Tattoo Book Deluxe

A twenty-two page photo album of the artist's tattoos—complete with index—captured on a flatbed scanner. Each photo frame includes stylized and distorted text, naming the tattoo, the year inked, and the general location of the appointment.

From the artist's statement: A flatbed scanner, like a camera, is an inherently “truthful” machine; known for reproducing forms, homework, handouts, it is an iterative object. I wanted to know how it would feel to put a female body through that process and I liked the implications of capturing it through the flatbed scanner, using it to copy and document the information of the body, simultaneously validating and objectifying it through reproduction. At the same time, the physical form of the book is also a site of contradictions. The oval cut-outs reveal the prints in their envelopes referencing vintage photo albums. Each photo frame includes stylized and distorted text, naming the tattoo, the year inked, and the general location of the appointment. The kerning has been adjusted to transition the text from individual characters towards more asemic expressions to be viewed as imagery, rather than text. The metallic prints call to mind tin types and the bracelets of the binding replace the septum rings which bound the original volume. My intention for this project was to further develop the ideas of objectification through image making, the obscurity of information, and “sterile” data collection of organic information.

Edition of 5, $500. 4.75 x 5.25 x 2” clamshell box; binders board; book cloth; grommets; machine-made paper; bracelet

On a Walk…

12:51 AM, Gosport

12:51 AM, Gosport is the residue of sexual brutality. Conceptualized after my yearly visit to an isolated intentional community, the result of a moment of intimacy with a male friend that turned violent. The visible yet untouchable nature of 12:51 AM, Gosport symbolizes the invisible network of language specifically between women, a language comprised of meaningful glances, pregnant silences, and quiet warnings. The organza, colored like a bruise and contorted like a groan, remains protected or constrained within the transparent case like a specimen, providing contrast to read some of the engraved poem, fully transparent and wholly untouchable.
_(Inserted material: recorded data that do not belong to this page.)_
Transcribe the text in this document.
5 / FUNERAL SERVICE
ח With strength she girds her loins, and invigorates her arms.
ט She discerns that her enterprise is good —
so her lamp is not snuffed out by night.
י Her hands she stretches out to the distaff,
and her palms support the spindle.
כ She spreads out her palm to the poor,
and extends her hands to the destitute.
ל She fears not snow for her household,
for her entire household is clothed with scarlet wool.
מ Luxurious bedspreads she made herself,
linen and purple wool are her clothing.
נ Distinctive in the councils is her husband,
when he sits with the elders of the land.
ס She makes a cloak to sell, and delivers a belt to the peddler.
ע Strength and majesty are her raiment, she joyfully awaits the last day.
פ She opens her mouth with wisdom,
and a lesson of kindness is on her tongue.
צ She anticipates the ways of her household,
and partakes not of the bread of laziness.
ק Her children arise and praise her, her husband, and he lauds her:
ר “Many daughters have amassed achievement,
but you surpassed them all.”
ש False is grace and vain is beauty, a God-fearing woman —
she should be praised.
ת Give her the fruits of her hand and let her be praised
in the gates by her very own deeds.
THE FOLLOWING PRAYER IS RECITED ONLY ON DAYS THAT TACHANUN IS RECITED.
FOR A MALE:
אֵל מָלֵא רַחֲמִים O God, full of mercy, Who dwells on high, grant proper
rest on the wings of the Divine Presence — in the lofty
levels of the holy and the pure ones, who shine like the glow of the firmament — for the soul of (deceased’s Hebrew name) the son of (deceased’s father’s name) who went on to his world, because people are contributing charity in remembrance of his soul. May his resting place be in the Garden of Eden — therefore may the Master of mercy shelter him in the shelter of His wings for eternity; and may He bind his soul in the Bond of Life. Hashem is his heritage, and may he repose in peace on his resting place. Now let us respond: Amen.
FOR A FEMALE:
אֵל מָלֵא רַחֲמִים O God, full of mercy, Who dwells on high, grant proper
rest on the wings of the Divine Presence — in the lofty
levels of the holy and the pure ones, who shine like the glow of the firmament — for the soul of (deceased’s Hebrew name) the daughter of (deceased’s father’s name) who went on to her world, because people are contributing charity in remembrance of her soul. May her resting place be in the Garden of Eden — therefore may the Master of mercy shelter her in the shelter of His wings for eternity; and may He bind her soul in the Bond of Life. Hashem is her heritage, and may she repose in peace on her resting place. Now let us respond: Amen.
Edition of 5. Original text and image etched into acrylic.
Digitally printed organza. Drop-wall box. $350 4.12 × 4.12 × 4.12. 2025

The structure simulates the modular nature of hotel rooms, engraved on the front with original text and again on the backside with a drawing of a historic house. Suspended within the cube is a sculpted piece of organza printed with a self portrait, situated to highlight the contrast of the trampled center of the fabric versus the flowing, rounded edges.

Body, Memory House: Basement Version

Body, Memory House: Basement Version, is an artist's book rendition of Oliver's debut chapbook Body, Memory House (Gingerbug Press). 

The text follows the narrator through a psychedelic house, confronting a different relationship in each room that must be revisited. The House Essay articulates the various nuances of relationships and hyper-sexuality as a result of trauma, organized in a way which mimics the conscious examination of trauma as a means to move past it.

The text, started in Ireland, 2019, and completed in late 2021, served as a roadmap and grounding point for the installation shown in Proximity (Grossman Gallery, Boston, MA). The series curated for Proximity consists of seven photographic prints and four poems printed on organza, utilizing the relationship between diaristic text and image-making to document the re-performance of memory— at once revealing and concealing, as memory often turns to autofiction. The use of self portraits complicates the photographs position as ‘the truth,’ questioning the reliability of personal narrative and ownership of the self.

​The sentiment body = memory house is slowly becoming the thesis of my practice. 

8.5" x 11" x 2" Matte inkjet film, clear acrylic, magnet binding, clamshell box

Characters

Started in spring of 2020, Characters, an ongoing series where I disguise myself as different exaggerated forms of my own identity, allows me to explore and catalog different aspects of my own gender and sexuality— posing as everyone from the brother I’ve never had, or could be, to a fisher, to a sort of disgraced Mary, ultimate symbol of maternity and innocence.

 The creation of these characters has also become part of the work, as I shoot myself getting into character, and secretly make the images in my childhood home. Partial or incomplete costumes are essential, as the recognition of self is crucial in emphasizing the performance and indulgence of the photo and character— while also giving a nod to others in rural or inaccessible areas that must make due with what they’ve got to express themselves. The posturing and physicality that possesses me as I complete these disguises continues to be of interest and I consider this series to be limitless. 

Characters is currently compiled in a 24 page photobook, hand assembled with binder rings and printed on epson matte paper, in an edition of thirty.